= Nicola people =

First Nations alliance in Nicola Country, British Columbia, Canada

The Nicola people are a First Nations political and cultural alliance in the Nicola Country region of the Southern Interior of the Canadian province of British Columbia. They are mostly located in the Nicola River valley around the area of Merritt and are an alliance of Scw'exmx, the local branch of the Nlaka'pamux (Thompson) people, and the Spaxomin, the local branch of the Syilx or Okanagan people. The combined population of the communities composing the Nicola people is approximately 3,492, with around 1,250 of these members living on-reservation.

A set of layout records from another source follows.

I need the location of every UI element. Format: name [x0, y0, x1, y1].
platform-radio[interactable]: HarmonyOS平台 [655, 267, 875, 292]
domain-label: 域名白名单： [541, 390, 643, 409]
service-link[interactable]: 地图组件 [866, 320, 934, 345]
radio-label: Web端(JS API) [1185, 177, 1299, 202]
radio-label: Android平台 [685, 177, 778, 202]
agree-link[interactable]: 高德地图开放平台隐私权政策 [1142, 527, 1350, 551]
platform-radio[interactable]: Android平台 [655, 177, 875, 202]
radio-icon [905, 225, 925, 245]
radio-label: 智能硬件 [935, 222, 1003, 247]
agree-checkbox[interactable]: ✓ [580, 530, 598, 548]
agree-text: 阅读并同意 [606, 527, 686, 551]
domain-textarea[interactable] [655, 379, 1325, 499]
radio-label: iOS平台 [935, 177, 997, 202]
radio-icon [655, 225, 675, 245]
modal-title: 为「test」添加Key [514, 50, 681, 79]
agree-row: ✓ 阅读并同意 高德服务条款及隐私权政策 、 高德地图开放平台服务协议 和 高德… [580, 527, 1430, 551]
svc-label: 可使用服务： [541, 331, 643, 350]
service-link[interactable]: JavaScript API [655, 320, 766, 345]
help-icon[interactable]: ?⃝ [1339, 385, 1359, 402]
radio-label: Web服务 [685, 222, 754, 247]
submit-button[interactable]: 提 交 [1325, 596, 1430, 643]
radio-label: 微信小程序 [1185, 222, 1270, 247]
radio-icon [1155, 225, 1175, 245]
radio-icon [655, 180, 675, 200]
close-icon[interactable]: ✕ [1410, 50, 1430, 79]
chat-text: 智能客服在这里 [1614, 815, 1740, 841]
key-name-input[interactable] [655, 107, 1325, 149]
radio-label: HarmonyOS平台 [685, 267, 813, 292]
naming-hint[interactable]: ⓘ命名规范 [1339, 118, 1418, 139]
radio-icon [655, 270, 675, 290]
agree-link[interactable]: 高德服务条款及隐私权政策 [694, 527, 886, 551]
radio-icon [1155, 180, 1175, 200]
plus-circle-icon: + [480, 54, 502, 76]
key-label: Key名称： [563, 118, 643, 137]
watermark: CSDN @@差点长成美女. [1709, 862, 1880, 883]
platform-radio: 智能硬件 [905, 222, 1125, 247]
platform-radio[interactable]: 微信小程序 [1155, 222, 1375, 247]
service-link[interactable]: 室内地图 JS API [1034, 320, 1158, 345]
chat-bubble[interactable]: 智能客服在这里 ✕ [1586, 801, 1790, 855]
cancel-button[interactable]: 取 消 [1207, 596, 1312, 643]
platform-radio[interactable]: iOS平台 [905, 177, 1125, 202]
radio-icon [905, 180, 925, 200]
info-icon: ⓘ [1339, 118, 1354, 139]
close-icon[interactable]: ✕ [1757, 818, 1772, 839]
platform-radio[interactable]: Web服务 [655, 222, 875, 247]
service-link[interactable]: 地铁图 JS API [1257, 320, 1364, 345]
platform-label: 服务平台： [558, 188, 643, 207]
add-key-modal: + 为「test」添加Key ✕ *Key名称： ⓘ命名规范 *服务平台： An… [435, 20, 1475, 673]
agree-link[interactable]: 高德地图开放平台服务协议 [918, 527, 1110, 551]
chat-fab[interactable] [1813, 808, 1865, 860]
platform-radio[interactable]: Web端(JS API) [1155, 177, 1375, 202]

The name Nicola is not a derivation of Nlaka'pamux or its variants, but is taken from the usual English name of the chief who forged the alliance, Nicola
(Hwistesmexte'qen, "Walking Grizzy Bear"), which then included the Secwepemc communities surrounding Fort Kamloops. He had been dubbed "Nicholas" by the Métis voyageurs of the fur companies (pron. French way as Nico-LA, but in general BC usage as NICK-ola, also known in English as Nicholas or Old Nicholas). A "nativized" adaptation of Nicola in common use today is N'kwala.

==Government==

The Nicola have a separate tribal council from the rest of the Nlaka'pamux, the Nicola Tribal Association, which also includes the Siska Band of the Fraser Canyon. The Douglas Lake Band, which is the home of the Spaxomin group, are also members of the Okanagan Nation Alliance as well as the Nicola Tribal Association.

==The Nicola Athapaskans==

"Nicola" is used by linguists and ethnographers to refer to an Athapaskan people and their language who formerly lived in the area, but were extinct by the later 19th century.